Excavations for eggs of Tree-hopper, with the chip-lids raised.

The gall-flies, when about to deposit their eggs, select growing plants and trees; but the tree-hoppers, on the contrary, make choice of dead, dried branches, for the mother seems to be aware that moisture would injure her progeny. The branch, commonly a small one, in which eggs have been deposited, may be recognised by being covered with little oblong elevations caused by small splinters of the wood, detached at one end, but left fixed at the other, by the insect. These elevations are for the most part in a line, rarely in a double line, nearly at equal distances from each other, and form a lid to a cavity in the wood about four lines in length, containing from four to ten eggs. It is to be remarked that the insect always selects a branch of such dimensions that it can get at the pith, not because the pith is more easily bored, for it does not penetrate into it all, but to form a warm and safe bed for the eggs. M. Pontedera says, that when the eggs have been deposited, the insect closes the mouth of the hole with a gum capable of protecting them from the weather; but M. Réaumur thinks this only a fancy, as, out of a great number which he examined, he could discover nothing of the kind. Neither is such a protection wanted; for the woody splinters above mentioned furnish a very good covering.
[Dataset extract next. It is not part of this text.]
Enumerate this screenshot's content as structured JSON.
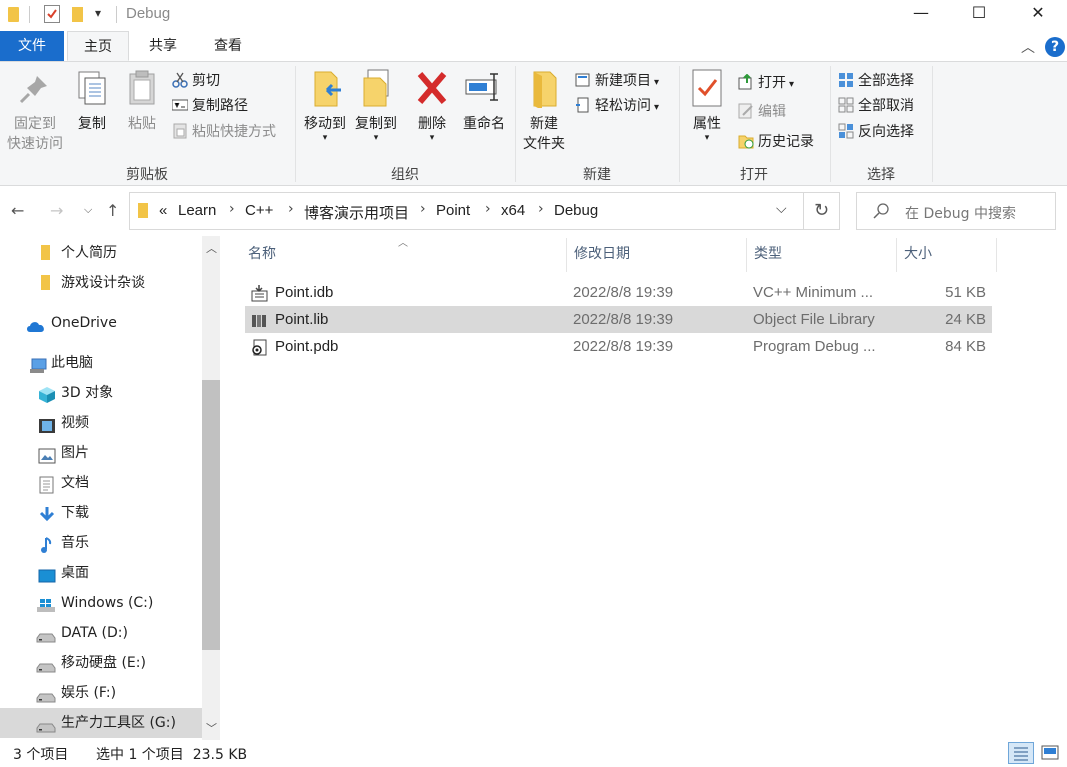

The grubs hatch from these eggs (of which, M. Pontedera says, one female will deposit from five to seven hundred), issue from the same holes through which the eggs have been introduced, and betake themselves to the ground to feed on the roots of plants. They are not transformed into chrysalides, but into active nymphs, remarkable for their fore limbs, which are thick, strong, and furnished with prongs for digging; and when we are told, by Dr. Le Ferve, that they make their way easily into hard stiff clay, to the depth of two or three feet, we perceive how necessary to them such a conformation must be.

Saw-flies.

An instrument for cutting grooves in wood, still more ingeniously contrived than that of the tree-hopper, was first observed by Vallisnieri, an eminent Italian naturalist, in a four-winged fly, most appropriately denominated by M. Réaumur the saw-fly (Tenthredo) of which many sorts are indigenous to Great Britain. The grubs from which these flies originate are indeed but too well known, as they frequently strip our rose, gooseberry, raspberry, and red currant trees of their leaves, and are no less destructive to birch, alder, and willows; while turnips and wheat suffer still more seriously by their ravages. These grubs may readily be distinguished from the caterpillars of moths and butterflies by having from sixteen to twenty-eight feet, by which they usually hang to the leaf they feed on, while they coil up the hinder part of their body in a spiral ring. The perfect flies are distinguished by four transparent wings; and some of the most common have a flat body of a yellow or orange colour, while the head and shoulders are black.

In order to see the ovipositor, to which we shall for the present turn our chief attention, a female saw-fly must be taken, and her belly gently pressed, when a narrow slit will be observed to open at some distance from the apex, and a short, pointed, and somewhat curved body, of a brown colour and horny substance, will be protruded. The curved plates which form the sides of the slit are the termination of the sheath, in which the instrument lies concealed till it is wanted by the insect. The appearance of this instrument, however, and its singular structure, cannot be well understood without the aid of a microscope.

a, Ovipositor of Saw-fly, protruded from its sheath, magnified.